SPONSORED – PAID POLITICAL ADVERTISEMENT:
Building Unity and Diversity
Burien Is A Diverse Group
We have a diversity of race, ethnicity, gender, gender identity, sexual orientation, age, social class, physical ability or attributes, religious or ethical values system, national origin, and political beliefs that make up our community. We are all part of a community we call Burien. Does this divide us? Not if we also look at ourselves as each one a part that makes up the whole. Yes, we are a diverse group, making Burien one of the most desirable places to live. We are also Burienites.
We all live in one of 18 neighborhoods, which is the foundation of our entire community. We are Burienites no matter what group, or groups, we identify with. Even if you do not identify with any specific group in Burien, you still belong to a neighborhood in Burien. Can you name your neighborhood? Can you name all 18 Burien neighborhoods? Why should we care?
Excitement about our neighborhoods’ potential isn’t hard to understand. Neighborhoods–whether in cities, suburbs, or small towns–are the level where people interact most regularly and naturally. Neighborhoods provide a ready-made forum for tackling problems like traffic, crime, or social alienation that seem too daunting to address on the national or municipal scale. Even in communities where there are no pressing troubles, the neighborhood remains an ideal setting for important work such as restoring a park, enlivening a business district, or boosting an inherent “sense of community.” Let’s see the possibilities of learning to know each other.
Here is one example.
Building A Neighborhood Community for 1500-years
Look at Siena, Italy. The city is about the same size as Burien in population and has almost the same number of neighborhoods. No other city in the world has a stronger neighborhood community. Each neighborhood has its own crest or logo.
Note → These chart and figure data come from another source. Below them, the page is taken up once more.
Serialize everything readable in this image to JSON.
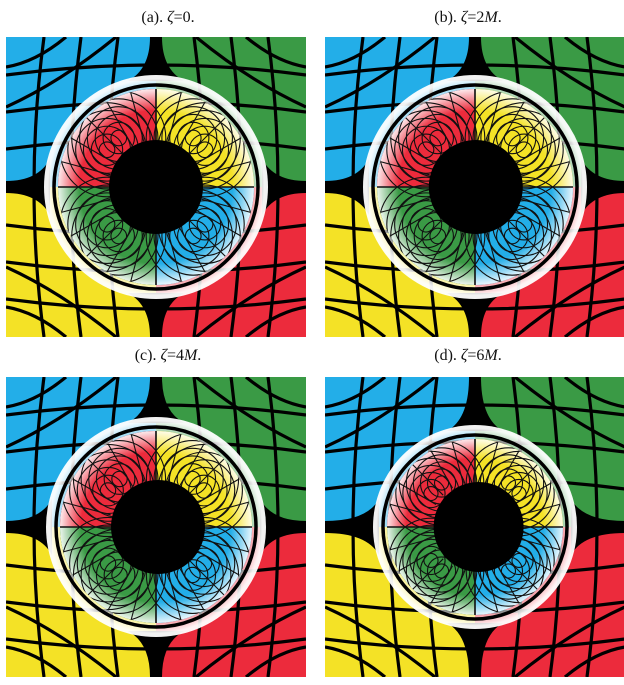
{
  "panels": [
    {
      "label": "(a).",
      "symbol": "ζ",
      "value": "=0."
    },
    {
      "label": "(b).",
      "symbol": "ζ",
      "value": "=2",
      "unit": "M",
      "end": "."
    },
    {
      "label": "(c).",
      "symbol": "ζ",
      "value": "=4",
      "unit": "M",
      "end": "."
    },
    {
      "label": "(d).",
      "symbol": "ζ",
      "value": "=6",
      "unit": "M",
      "end": "."
    }
  ],
  "quadrant_colors": {
    "top_left": "#23aee8",
    "top_right": "#3a9a45",
    "bottom_left": "#f4e226",
    "bottom_right": "#ec2b3c",
    "shadow": "#000000"
  }
}
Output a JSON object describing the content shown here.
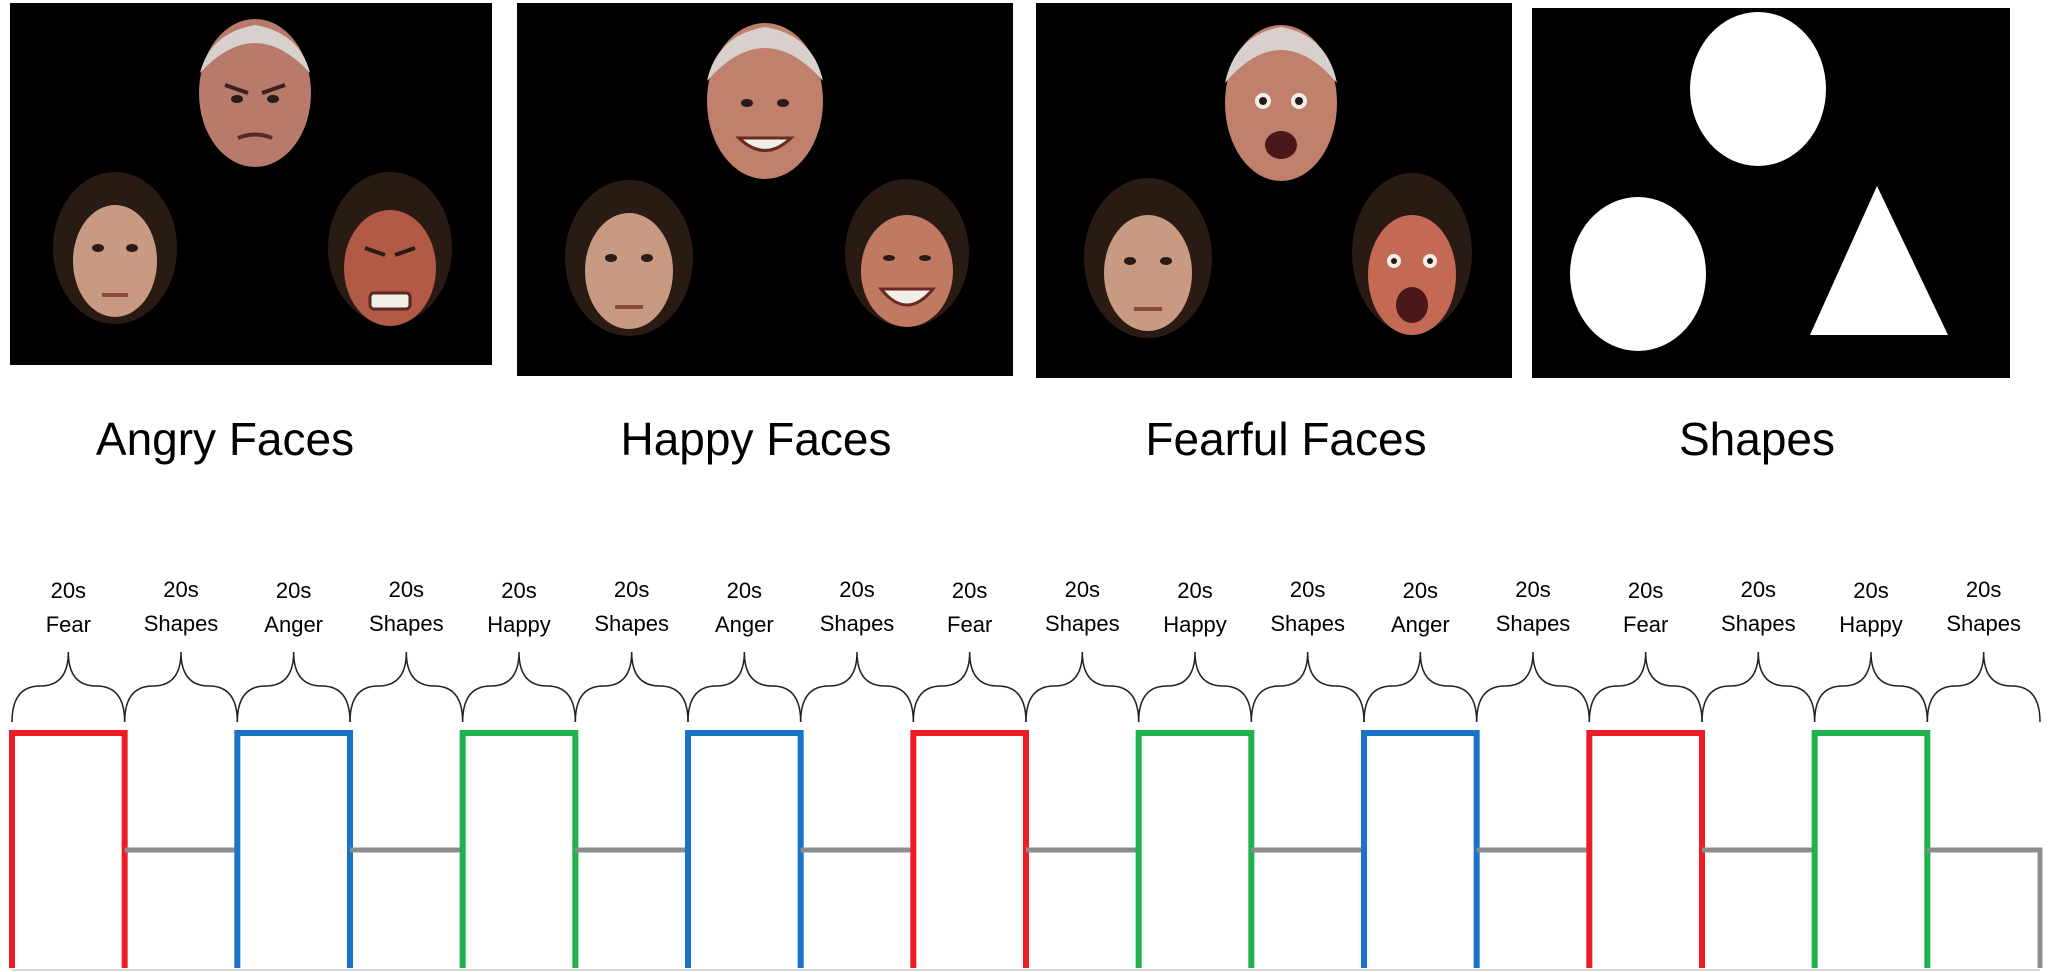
{
  "panels": [
    {
      "caption": "Angry Faces",
      "expression": "angry"
    },
    {
      "caption": "Happy Faces",
      "expression": "happy"
    },
    {
      "caption": "Fearful Faces",
      "expression": "fearful"
    },
    {
      "caption": "Shapes",
      "expression": "shapes"
    }
  ],
  "timeline": {
    "blocks": [
      {
        "duration": "20s",
        "label": "Fear",
        "kind": "fear"
      },
      {
        "duration": "20s",
        "label": "Shapes",
        "kind": "shapes"
      },
      {
        "duration": "20s",
        "label": "Anger",
        "kind": "anger"
      },
      {
        "duration": "20s",
        "label": "Shapes",
        "kind": "shapes"
      },
      {
        "duration": "20s",
        "label": "Happy",
        "kind": "happy"
      },
      {
        "duration": "20s",
        "label": "Shapes",
        "kind": "shapes"
      },
      {
        "duration": "20s",
        "label": "Anger",
        "kind": "anger"
      },
      {
        "duration": "20s",
        "label": "Shapes",
        "kind": "shapes"
      },
      {
        "duration": "20s",
        "label": "Fear",
        "kind": "fear"
      },
      {
        "duration": "20s",
        "label": "Shapes",
        "kind": "shapes"
      },
      {
        "duration": "20s",
        "label": "Happy",
        "kind": "happy"
      },
      {
        "duration": "20s",
        "label": "Shapes",
        "kind": "shapes"
      },
      {
        "duration": "20s",
        "label": "Anger",
        "kind": "anger"
      },
      {
        "duration": "20s",
        "label": "Shapes",
        "kind": "shapes"
      },
      {
        "duration": "20s",
        "label": "Fear",
        "kind": "fear"
      },
      {
        "duration": "20s",
        "label": "Shapes",
        "kind": "shapes"
      },
      {
        "duration": "20s",
        "label": "Happy",
        "kind": "happy"
      },
      {
        "duration": "20s",
        "label": "Shapes",
        "kind": "shapes"
      }
    ],
    "colors": {
      "fear": "#ee1c25",
      "anger": "#1a73c8",
      "happy": "#1fb14c",
      "shapes": "#8c8c8c"
    }
  }
}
Each year they celebrate with songs, food, drink, parades, even a 120-second horse race twice per year, where each neighborhood competes for fun. Poor neighborhoods are joined with wealthy ones to build their community. While very diverse, they join together to celebrate their neighborhoods. Burien can learn from Siena and build something even greater.
Here are Siena’s neighborhood flags or logos next to Burien’s.
Hello Shorewood, Salmon Creek, Beverly Park, Southern Heights, Boulevard Park, Ingelsea, Evansvale, Seahurst, Chelsea Park, Highline, Maplewild, Lake Burien, Downtown, Sunnydale, Three Tree Point, Gregory Heights, Five Corners, and Manhattan. Let’s try to get to know each other.